TOP STORY >> Paramedic helped Haiti

Jacksonville Fire Battalion Chief Joe Bratton tells Rotary Club members he saw devastation in Haiti while he worked to save lives in that poor nation.

By JOHN HOFHEIMER

Leader senior staff writer

“Pray for the people of Haiti,” Jacksonville Fire Battalion Chief Joe Bratton told Jacksonville Rotarians at lunch Monday.

Bratton, himself an associate Baptist preacher in Sherwood, traveled to Port-au-Prince in February, just weeks after the devastating earthquake that flattened the capital city and killed about 230,000 people. Bratton was part of a six-person team organized by a Baptist group in Arkansas.

As a paramedic, Bratton was part of a three-person medical team, accompanied by a three-person construction team.

“With the earthquake several weeks old when they arrived, we found ourselves dealing with infection and parasites as opposed to traumatic injuries,” he said.

“We were trying to get people as healthy as possible for the rainy season,” he said.

“After a while, we stopped testing for worms and wormed everyone.”

Bratton and his companions paid their own airfare and expenses. The suitcases of medications—which quickly ran out—were donated, as was the water purification equipment they set up and left behind.

“They are the third world of the third world,” he said. Maybe the fourth world.’

“They were economically and resource challenged before the earthquake.”

He worked with a doctor, a nurse practitioner and a registered nurse.

He found the conditions hot and humid. They slept inside a church that survived the earthquake, ate there most of the time and held their clinics either in the church or outside under a tree.

“We called it the Mango Tree Clinic,” Bratton said.

“We lived and stayed with the Haitians,” he said, “and saw 1,227 patients in five days.”

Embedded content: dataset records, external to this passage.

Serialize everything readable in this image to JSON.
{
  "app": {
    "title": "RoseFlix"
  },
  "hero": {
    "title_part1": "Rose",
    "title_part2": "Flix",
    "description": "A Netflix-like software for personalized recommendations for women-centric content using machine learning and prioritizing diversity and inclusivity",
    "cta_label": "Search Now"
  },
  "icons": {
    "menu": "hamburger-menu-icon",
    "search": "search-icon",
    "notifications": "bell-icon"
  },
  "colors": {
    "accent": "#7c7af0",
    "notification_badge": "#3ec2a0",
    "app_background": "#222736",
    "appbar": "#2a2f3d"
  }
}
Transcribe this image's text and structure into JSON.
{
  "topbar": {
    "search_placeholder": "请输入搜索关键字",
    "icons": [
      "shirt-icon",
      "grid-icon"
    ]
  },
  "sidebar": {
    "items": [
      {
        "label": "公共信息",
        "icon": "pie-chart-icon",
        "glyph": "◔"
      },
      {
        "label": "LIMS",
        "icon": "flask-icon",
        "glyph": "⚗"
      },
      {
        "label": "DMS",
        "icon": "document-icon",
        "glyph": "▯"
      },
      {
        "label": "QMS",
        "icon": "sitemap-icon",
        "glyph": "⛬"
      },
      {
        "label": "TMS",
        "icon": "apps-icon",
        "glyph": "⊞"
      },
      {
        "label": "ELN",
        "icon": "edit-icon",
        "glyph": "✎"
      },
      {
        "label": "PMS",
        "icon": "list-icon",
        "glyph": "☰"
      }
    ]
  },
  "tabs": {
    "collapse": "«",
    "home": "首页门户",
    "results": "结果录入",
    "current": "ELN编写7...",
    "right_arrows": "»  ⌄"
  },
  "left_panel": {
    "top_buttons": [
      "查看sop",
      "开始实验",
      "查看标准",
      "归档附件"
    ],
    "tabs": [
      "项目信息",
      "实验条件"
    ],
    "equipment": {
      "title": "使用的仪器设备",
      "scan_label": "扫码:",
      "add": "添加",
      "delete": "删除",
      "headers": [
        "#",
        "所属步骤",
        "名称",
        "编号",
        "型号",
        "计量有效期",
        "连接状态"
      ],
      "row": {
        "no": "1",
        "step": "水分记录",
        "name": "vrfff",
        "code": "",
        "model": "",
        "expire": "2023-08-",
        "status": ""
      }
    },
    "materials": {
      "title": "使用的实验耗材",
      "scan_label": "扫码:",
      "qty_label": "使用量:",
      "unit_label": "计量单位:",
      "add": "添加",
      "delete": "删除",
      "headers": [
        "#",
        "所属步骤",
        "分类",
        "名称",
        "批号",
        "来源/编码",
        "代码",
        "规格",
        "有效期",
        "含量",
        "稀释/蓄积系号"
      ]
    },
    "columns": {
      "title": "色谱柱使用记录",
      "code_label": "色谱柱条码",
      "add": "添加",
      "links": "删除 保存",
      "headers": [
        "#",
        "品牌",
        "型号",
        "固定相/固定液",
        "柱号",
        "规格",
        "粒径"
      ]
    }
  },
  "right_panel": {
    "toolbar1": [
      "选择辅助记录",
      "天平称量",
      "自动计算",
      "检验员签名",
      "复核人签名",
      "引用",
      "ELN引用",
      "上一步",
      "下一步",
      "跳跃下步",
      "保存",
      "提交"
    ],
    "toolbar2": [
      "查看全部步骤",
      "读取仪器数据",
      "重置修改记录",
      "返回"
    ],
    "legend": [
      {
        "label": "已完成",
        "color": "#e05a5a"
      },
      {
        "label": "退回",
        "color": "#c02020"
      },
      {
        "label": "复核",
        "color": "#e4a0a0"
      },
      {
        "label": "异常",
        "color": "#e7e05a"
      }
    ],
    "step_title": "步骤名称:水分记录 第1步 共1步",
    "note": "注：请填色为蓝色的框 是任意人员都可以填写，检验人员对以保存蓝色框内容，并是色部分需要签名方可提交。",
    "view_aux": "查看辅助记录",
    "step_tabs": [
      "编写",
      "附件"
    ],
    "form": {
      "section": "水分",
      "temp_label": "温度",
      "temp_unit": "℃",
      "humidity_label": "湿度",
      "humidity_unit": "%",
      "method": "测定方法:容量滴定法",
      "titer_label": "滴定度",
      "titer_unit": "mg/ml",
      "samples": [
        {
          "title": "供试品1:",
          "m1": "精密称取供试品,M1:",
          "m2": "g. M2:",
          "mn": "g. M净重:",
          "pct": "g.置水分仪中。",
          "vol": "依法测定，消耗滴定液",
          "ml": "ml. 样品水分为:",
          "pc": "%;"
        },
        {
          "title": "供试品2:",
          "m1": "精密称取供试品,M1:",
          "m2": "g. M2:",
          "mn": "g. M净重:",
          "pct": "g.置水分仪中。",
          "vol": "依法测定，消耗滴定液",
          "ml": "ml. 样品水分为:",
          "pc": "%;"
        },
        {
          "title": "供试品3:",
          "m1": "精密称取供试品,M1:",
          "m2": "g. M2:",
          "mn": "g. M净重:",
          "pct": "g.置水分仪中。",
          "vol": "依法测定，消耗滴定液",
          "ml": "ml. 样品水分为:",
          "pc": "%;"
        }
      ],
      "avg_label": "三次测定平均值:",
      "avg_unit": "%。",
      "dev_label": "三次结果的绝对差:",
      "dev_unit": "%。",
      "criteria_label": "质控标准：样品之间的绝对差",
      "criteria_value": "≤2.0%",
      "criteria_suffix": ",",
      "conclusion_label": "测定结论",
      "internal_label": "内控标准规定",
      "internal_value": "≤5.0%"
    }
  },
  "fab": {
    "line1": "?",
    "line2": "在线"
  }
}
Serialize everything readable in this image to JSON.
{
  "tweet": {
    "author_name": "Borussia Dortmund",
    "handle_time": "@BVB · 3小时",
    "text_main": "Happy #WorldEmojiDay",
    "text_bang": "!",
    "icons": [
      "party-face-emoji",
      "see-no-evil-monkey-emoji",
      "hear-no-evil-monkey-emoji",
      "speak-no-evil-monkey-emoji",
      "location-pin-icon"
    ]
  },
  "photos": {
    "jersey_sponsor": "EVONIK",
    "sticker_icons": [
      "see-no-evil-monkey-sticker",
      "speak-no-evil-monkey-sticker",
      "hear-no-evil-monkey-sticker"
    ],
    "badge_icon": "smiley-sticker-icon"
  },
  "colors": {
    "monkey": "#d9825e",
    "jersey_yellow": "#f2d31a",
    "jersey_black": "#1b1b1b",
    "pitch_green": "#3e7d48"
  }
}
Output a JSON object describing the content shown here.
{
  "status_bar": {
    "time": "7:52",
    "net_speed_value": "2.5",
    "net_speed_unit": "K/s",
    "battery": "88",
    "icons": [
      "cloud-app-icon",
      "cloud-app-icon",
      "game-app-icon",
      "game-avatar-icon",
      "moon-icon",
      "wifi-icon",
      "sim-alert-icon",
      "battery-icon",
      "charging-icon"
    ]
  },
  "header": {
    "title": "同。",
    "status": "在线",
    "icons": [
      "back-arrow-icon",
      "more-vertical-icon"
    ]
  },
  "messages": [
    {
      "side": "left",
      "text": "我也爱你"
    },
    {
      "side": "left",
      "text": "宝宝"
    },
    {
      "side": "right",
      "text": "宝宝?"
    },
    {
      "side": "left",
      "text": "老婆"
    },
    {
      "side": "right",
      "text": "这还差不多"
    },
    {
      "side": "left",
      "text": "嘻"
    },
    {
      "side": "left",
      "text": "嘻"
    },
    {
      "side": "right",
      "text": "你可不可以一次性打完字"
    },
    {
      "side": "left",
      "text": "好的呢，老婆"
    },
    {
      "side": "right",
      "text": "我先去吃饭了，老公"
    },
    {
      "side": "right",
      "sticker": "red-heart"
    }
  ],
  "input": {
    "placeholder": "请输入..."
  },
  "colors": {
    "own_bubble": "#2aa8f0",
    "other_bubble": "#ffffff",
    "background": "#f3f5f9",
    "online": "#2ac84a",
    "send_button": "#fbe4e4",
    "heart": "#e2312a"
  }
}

The people were friendly, gracious, grateful and resilient, with a good spirit for people who have lost the little they had before the earthquake.

He said that despite the lack of water, the people he saw appeared fresh and appeared to be wearing clean clothes. “They smelled better than we did,” he said.

Children played and carried on, he said. “Kids were kids and teenagers were teenagers.”

He saw youngsters flying a kite made out of a plastic bag.

He saw no evidence of roving gangs or people stealing or looting, but relief supplies were on hand by then, as was armed security from several nations. He was mostly in the Canadian zone.

Water from broken water mains ran down the streets, which were also where the garbage was thrown.

“The garbage lay on the street, where it was burned or hogs rooted through it.”

Bratton said it would take Haiti at least 30 years to recover. Landlords and homeowners had no insurance and wouldn’t be rebuilding homes. Many he saw had improvised shelters in the medians of the highways.